Le théâtre misérable de l’ UMP valide la thèse du sociologue Luc Boltanski, auteur de « De la critique. Précis de sociologie de l’émancipation » aux éditions Gallimard.

tricheur.jpgSous le rapport de leur assujettissement aux règles, dominants et dominés sont dans une position symétrique et inverse : les premiers, les dominants, ,les font, mais sont assez libres de s’y soustraire; les seconds les reçoivent comme imposées de l’extérieur, mais ils doivent s’y conformer…Tandis que les responsables peuvent utiliser les règles comme s’il s’agissait de règles techniques, c’est-à-dire de façon instrumentale, les mêmes règles sont imposées aux subordonnés sur le mode de la règle morale, c’est-à dire comme si elles valaient pour elles-mêmes. La sanction accompagne alors la violation de la règle, interprétée comme une transgression quels qu’aient été ses effets, et non les échecs auxquels a pu conduire le fait de ne pas l’avoir suivie…

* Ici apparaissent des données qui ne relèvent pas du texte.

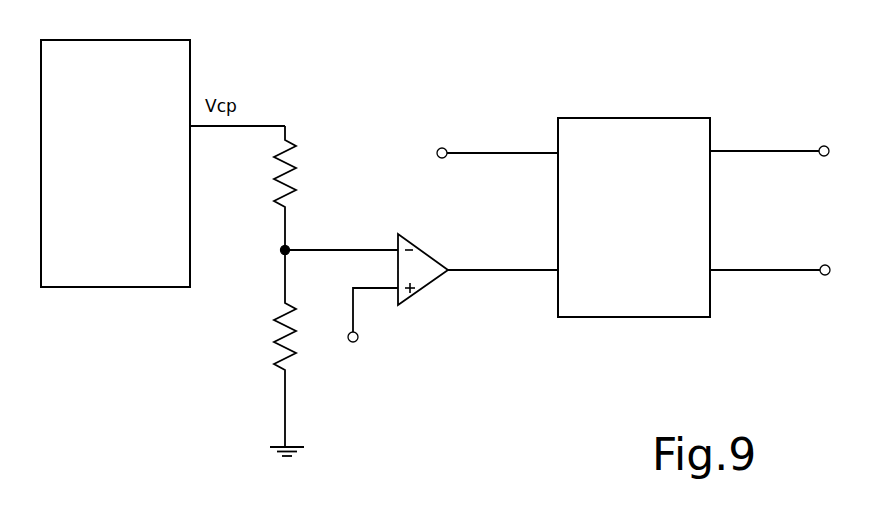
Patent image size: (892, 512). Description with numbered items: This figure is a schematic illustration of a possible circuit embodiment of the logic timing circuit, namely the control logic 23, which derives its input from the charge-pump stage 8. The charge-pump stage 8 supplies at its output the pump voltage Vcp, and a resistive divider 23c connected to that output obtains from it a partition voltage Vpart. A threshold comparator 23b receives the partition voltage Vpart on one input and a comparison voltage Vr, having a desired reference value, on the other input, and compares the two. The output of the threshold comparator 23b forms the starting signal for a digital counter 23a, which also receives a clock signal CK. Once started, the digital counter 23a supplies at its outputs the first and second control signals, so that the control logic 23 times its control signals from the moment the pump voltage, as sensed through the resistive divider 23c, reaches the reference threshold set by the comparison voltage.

The charge-pump stage 8 is at (100, 270).
The control logic 23 is at (410, 118).
The digital counter 23a is at (617, 136).
The threshold comparator 23b is at (430, 277).
The resistive divider 23c is at (313, 168).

Est-ce à dire que les responsables n’auraient pas de morale ? Certes non, mais ils ont une morale  « supérieure ». Prétendant incarner la totalité, ces « grands « considèrent ne pouvoir être évalués qu’à l’aune de la réussite ou de l’échec final de leurs entreprises…La maîtrise de la durée est ainsi pour les responsables un enjeu de grande importance…
L’objectif principal d’un responsable est donc de se placer dans la perspective d’un horizon temporel défini de façon que la réalité lui donne finalement raison, même si, mesurées aux épreuves actuelles, ses actions semblent plutôt vouées à l’échec .C’est ce qui s’appelle survivre ou encore, dans le langage des élites, rebondir. En ce sens, le responsable dominant est comparé au survivant ; Il veut avant tout être encore là alors que les autres, ses fidèles aussi bien que ses concurrents et ses ennemis seront tombés, ce qui l’assure qu’il est bien le plus grand : « celui qui réussit à survivre est un héros ». Il est plus fort. Il possède davantage de vie. Les puissances supérieures lui sont propices. Le responsable qui dure, qui survit, ne le sait qu’en voyant les morts s’accumuler autour de lui. La survie est pour lui, l’indice, le seul indice de sa victoire…
C’est donc d’abord d’avoir affronté le risque au moment de la décision et en contournant les règles que le responsable, dominant, tire un orgueil  personnel sur lequel il prend appui pour mépriser les dominés…
Ceux qui appartiennent aux catégories intermédiaires, vivant dans la proximité de Hauts Placés ont touché du doigt la relation, à leurs yeux scandaleuse, que les dominants entretiennent avec l’ordre de la règle, mais ils n’en continuent pas moins de penser qu’il doit bien exister quelque part des responsables intègres, c’est-à-dire conformes aux idéaux auxquels ils voudraient eux-mêmes pouvoir adhérer, malgré tout. Ils continuent à croire à la possibilité d’une société dans laquelle règles, qualifications et formats, appliqués de façon littérale -à la lettre- feraient corps avec une réalité tout d’une pièce…
La théorie sociologique se confronte avec un certain succès à la réalité, même s’il n’est plus certain aujourd’hui de rencontrer un seul citoyen, même dans les classes moyennes, convaincu de la moralité des politiques.
Les congrès de Metz, de Rennes, de Reims et l’élection récente à l’UMP conduisent à une rupture du lien entre les représentants politiques et leurs électeurs.
Il faut révolutionner cette structure politique dévoyée.
En 2005, un responsable politique, mesuré et maîtrisé comme chacun sait, voulait « nettoyer au karcher les cités » afin d’en extirper les jeunes délinquants et les trafics.
Il n’est pas question de meurtre aujourd’hui, mais pourtant bien de délinquance d’adultes responsables : délinquance occultée, sans hypothèse de sanctions, contre les nombreux tricheurs, menteurs, falsificateurs  de listes, de bulletins, de procurations de l’UMP.
« L’Excité et le Taiseux » (titre synthétique d’un journal étranger), englués dans leur haine déferlante, après s’être livrés à des échanges hypocrites courtois durant cinq ans, devront rendre des comptes à la République.